Augmented Avenue: Memories of Lancaster
http://lancasterave.tumblr.com/

Augmented Avenue: Memories of Lancaster was a collaborative art project generated by students from Neighborhood Narratives that offered visitors a new way to experience the Lancaster Avenue neighborhood. Drexel University students worked in partnership with members of the community who narrated their stories and memories, together co-authoring a dynamic portrait of local history. Each student interpreted that experience and created a photo and sound collage via the Zooburst Augmented Reality platform.

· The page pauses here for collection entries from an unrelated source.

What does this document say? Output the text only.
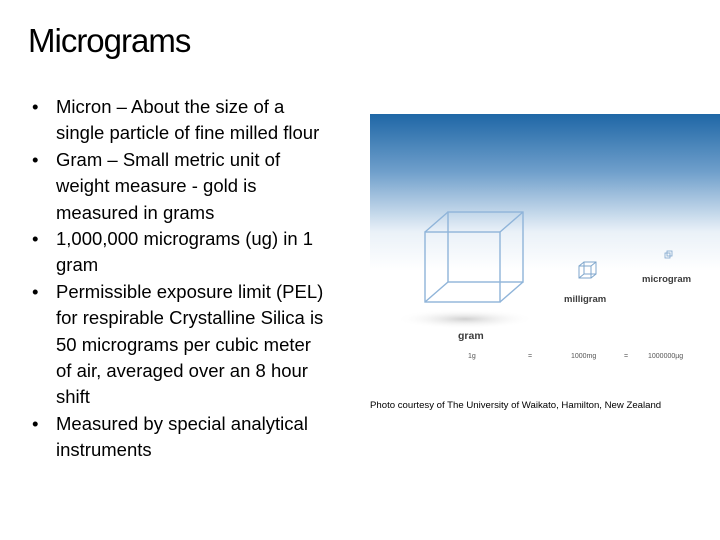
Micrograms
• Micron – About the size of a single particle of fine milled flour
• Gram – Small metric unit of weight measure - gold is measured in grams
• 1,000,000 micrograms (ug) in 1 gram
• Permissible exposure limit (PEL) for respirable Crystalline Silica is 50 micrograms per cubic meter of air, averaged over an 8 hour shift
• Measured by special analytical instruments
gram
milligram
microgram
1g	=	1000mg	=	1000000µg
Photo courtesy of The University of Waikato, Hamilton, New Zealand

These mobile experiences were available through the smartphone, and on display from September 30 to October 29, 2011 as part of the LOOK! Show sponsored by the City of Philadelphia’s “ReStore Corridors Through Art” program.

Each narrated memory of place is tied to a corresponding location on Lancaster Avenue, where the recollections and anecdotes are invisibly layered into these locations and accessed using posters and maps with phone-readable codes. The ephemeral discoveries and re-memories that take place in these walks generate opportunities for unexpected encounters with familiar places and reveal the potential for artistic engagement in a new participatory medium.  

Cross/Walks: Weaving Fabric Row
www.cross-walks.org

A special project generated by Neighborhood Narratives was Cross/Walks: Weaving Fabric Row, which constructed a portrait composed of interviews with merchants and personalities from the neighborhood, which had site-specific delivery via cell phone on Fabric Row (4th Street between Bainbridge and Catherine) in Philadelphia. The project was sponsored by the Gershman Y, Borowski Galleries, and curated by Miriam Seidel.

From the audio and visual elements gathered on Fabric Row, an installation was composed in the gallery that combined the remote/local connection in an interactive audio component, along with a web site. The stories were accessible by cell phone in the location where they were told, and the public could add their own contributions from the street; or remote locations via the web. Although the stories were available on the web, the project’s dynamic achieved more resonance when heard on Fabric Row, while walking in the place that was narrated.

Merchants on Fabric Row, once a predominantly Jewish neighborhood, are now ethnically diverse, but share the desire to preserve the sense of place that Fabric Row has acquired through generations. “Cross/Walks demonstrates that both the art and the subject are in transition” (Dianna Marder, 2007). The emergence of online shopping and jumbo stores has heralded the demise of small, independent stores, like the ones on Fabric Row. The unique thing about narrative delivered over the cell phone is that it can preserve and distribute a sense of one place to everywhere.

Reference: Marder, Dianna. June 14, 2007. The Philadelphia Inquirer, year 179, No. 14.